“Patty Preference” on a Plane
I am what you would call a “particular” flier. Lots of specific opinions and detailed preferences. Not just aisle or window, row. Not just what carrier, what plane.
Before we started Freed Marcroft in 2012, I flew almost every week. I began to have plane friends I met because we would frequently find ourselves on the same flight home, and when flying Delta, I could spot an old Northwest cabin crew. Exposure and familiarity and the desire to make the slog of frequent domestic air travel more pleasant made me a niche expert on my own penchants. Flying as often as I did virtually guaranteed upgrades from coach to first class, which I very quickly and very much grew to prefer.
By the way, I am a person of specific opinions in other areas, too. Kristen doesn’t call me Patty Preference for nothing.

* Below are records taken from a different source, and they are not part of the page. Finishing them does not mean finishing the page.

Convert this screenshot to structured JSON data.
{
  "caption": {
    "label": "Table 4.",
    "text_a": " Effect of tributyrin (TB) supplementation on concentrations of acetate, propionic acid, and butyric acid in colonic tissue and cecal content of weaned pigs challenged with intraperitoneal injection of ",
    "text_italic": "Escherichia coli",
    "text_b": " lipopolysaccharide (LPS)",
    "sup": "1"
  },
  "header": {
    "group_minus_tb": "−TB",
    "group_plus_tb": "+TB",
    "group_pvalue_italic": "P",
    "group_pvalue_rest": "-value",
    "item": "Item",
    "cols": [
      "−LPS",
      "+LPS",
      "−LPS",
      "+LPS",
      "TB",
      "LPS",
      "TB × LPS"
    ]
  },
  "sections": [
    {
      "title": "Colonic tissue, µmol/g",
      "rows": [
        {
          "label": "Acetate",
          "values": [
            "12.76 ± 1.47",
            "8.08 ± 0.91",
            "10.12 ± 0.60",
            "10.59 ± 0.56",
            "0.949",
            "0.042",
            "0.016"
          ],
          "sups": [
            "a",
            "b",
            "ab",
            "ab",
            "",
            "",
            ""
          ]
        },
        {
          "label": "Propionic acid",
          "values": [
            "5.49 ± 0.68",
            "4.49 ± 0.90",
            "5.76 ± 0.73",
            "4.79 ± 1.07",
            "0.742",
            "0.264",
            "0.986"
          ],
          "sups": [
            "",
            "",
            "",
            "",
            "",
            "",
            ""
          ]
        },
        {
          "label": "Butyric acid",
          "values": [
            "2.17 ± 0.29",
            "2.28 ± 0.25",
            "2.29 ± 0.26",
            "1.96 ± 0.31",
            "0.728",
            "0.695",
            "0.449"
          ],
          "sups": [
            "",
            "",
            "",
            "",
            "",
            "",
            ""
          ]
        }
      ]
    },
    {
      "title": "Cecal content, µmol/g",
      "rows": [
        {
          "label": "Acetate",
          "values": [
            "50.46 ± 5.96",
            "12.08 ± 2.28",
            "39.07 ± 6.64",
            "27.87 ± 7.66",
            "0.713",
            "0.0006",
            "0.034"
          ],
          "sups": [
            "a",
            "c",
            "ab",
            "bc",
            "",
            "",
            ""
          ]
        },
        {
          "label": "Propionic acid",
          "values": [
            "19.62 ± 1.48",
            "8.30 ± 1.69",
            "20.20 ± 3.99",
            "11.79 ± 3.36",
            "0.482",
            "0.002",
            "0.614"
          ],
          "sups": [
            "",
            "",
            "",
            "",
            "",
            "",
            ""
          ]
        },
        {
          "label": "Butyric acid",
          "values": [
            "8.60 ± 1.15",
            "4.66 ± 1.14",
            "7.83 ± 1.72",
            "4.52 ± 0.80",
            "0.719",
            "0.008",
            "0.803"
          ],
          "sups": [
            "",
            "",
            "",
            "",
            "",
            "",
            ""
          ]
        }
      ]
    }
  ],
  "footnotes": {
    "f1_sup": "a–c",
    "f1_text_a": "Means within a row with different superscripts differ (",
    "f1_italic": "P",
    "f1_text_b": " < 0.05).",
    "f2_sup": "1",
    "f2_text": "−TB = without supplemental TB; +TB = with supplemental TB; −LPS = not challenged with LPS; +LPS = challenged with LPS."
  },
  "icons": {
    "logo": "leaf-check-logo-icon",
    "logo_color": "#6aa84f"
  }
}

You Can’t Have Three Out of Three
We often talk about how people make decisions in terms of how they prioritize time versus money, versus quality. One of the realities of life is that you can have one or two out of three, but you can’t have all three. If something is cheap and fast, it can’t also be superb quality. If it’s excellent quality, it can be speedy or inexpensive – but not both. You get the gist. (By the way, Freed Marcroft is built on quality first, then valuing and prioritizing each client’s time goals. We aren’t cut-rate and we don’t pretend to be. You can select lower-cost divorce attorneys, but know they are leaving something else out.)
Airline travel is a useful, clean example of how this operates for different people in different situations. For example, some people aim to find the lowest priced flight possible. They will take longer to get somewhere or leave at an inconvenient time to score. They also may be OK with a middle seat towards the back of the plan, or board last, or a carrier with fewer amenities (quality) to minimize their spend.

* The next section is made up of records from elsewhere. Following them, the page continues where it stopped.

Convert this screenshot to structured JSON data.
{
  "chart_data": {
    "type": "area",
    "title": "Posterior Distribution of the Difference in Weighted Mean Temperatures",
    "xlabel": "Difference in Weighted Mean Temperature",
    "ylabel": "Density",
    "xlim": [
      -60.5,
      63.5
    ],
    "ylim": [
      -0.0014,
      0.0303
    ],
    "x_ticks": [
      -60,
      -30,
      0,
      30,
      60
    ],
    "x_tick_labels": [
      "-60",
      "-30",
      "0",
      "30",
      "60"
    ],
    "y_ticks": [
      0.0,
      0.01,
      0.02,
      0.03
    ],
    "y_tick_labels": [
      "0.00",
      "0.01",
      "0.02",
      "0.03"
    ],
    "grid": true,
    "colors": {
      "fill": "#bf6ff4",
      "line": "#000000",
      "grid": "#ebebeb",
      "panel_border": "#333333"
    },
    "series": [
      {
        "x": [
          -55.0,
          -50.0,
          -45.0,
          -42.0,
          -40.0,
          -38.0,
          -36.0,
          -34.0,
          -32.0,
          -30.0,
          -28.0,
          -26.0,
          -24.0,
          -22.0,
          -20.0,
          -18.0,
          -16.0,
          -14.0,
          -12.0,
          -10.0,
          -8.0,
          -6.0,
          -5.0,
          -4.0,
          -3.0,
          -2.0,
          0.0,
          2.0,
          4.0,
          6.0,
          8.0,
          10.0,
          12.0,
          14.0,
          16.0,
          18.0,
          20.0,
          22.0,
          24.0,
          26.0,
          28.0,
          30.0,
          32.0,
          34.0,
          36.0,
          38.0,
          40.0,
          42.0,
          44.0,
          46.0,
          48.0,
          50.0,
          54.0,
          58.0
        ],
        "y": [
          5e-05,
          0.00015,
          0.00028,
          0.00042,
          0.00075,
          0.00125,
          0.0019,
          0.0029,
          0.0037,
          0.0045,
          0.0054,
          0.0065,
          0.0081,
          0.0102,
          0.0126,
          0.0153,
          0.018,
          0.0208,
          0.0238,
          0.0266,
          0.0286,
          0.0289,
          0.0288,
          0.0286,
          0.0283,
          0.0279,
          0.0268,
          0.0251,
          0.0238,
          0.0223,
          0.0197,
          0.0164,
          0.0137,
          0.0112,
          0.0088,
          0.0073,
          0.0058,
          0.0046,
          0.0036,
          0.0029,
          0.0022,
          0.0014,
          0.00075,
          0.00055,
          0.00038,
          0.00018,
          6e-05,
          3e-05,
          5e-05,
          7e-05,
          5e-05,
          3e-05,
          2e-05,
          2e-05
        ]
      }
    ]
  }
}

Personally, when it comes to making decisions about what flight to take, I often rank time highest. A direct flight is a big draw for me. Although I prefer to fly first class (quality), I will often select an airline without a first-class cabin if it gets me to my destination when I want and with less travel time.
This brings me to where I sit now, on my first Breeze flight, headed to visit my parents. My priority, per usual, was time. Breeze offered no layover and put me straight into the little local airport near my parents instead of the bigger Tampa one an hour away from their house. I also got a surprising dose of quality because I upgraded to a seat in their best section, which, in terms of bells and whistles, is somewhere between economy plus and first class on a domestic flight. Not bad. There is Chex Mix, a footrest, the flight attendant is nice, and there’s plenty of room for my elbows while I type. I forfeited saving on price – my final fare was right in there with a first-class ticket on a traditional airline. There were less expensive ways to get to Florida, even on this very flight, but also, I value passing the flight time pleasantly.

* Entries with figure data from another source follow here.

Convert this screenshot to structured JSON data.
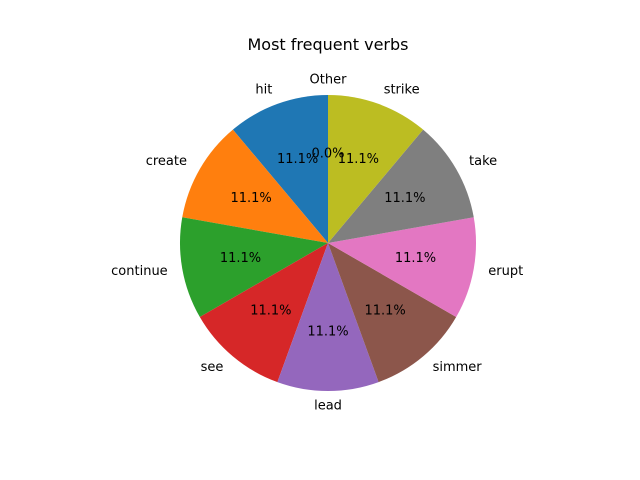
{
  "chart_data": {
    "type": "pie",
    "title": "Most frequent verbs",
    "labels": [
      "hit",
      "create",
      "continue",
      "see",
      "lead",
      "simmer",
      "erupt",
      "take",
      "strike",
      "Other"
    ],
    "values": [
      1,
      1,
      1,
      1,
      1,
      1,
      1,
      1,
      1,
      0
    ],
    "percent_labels": [
      "11.1%",
      "11.1%",
      "11.1%",
      "11.1%",
      "11.1%",
      "11.1%",
      "11.1%",
      "11.1%",
      "11.1%",
      "0.0%"
    ],
    "colors": [
      "#1f77b4",
      "#ff7f0e",
      "#2ca02c",
      "#d62728",
      "#9467bd",
      "#8c564b",
      "#e377c2",
      "#7f7f7f",
      "#bcbd22",
      "#17becf"
    ],
    "start_angle_deg": 90,
    "direction": "counterclockwise",
    "legend": "none"
  }
}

Just Tell It to Me Straight and Value My Time
While I was asleep last night, I got a text message letting me know my flight was delayed by a few hours. Mildly annoying? Yes, of course. But they told me, and they told me 18 hours in advance. Because they communicated early, I wasn’t stuck at the airport, killing time. Instead, I was able to be at home longer with Kristen and the little spaniels and a book. Frankly, this flight delay was relatively less frustrating and stressful than typical. The postponement wasn’t ideal, but that was some high-quality communication. Even though the flight wasn’t on time, my time was valued.
At Freed Marcroft, we must sometimes give our clients information they won’t like. For example, sometimes the court reschedules a hearing we want to go forward, the other side didn’t do what they committed to do, or the way the law works isn’t how our client wishes it would work.
Two things are most important to us.
- First, we tell it like it is so our clients can make the best life decisions with sharp advice rooted in reality.
- Second, we communicate early.
This means we not only share new information when we have it but also that, whenever possible, we educate clients about potential issues in advance – even before they happen. For example, over the past year, we have compiled all our lawyers’ experience with different aspects of family law to create a communications library for clients explaining what’s coming up next in their case. We’ve also brainstormed and interviewed former clients about the most stressful parts of their divorce to ascertain which parts of the arc are the most challenging, and we designed communications to prepare clients for that, too. Not just what might happen, but how it might feel.
This is how we would want to be treated, so this is how we should treat people.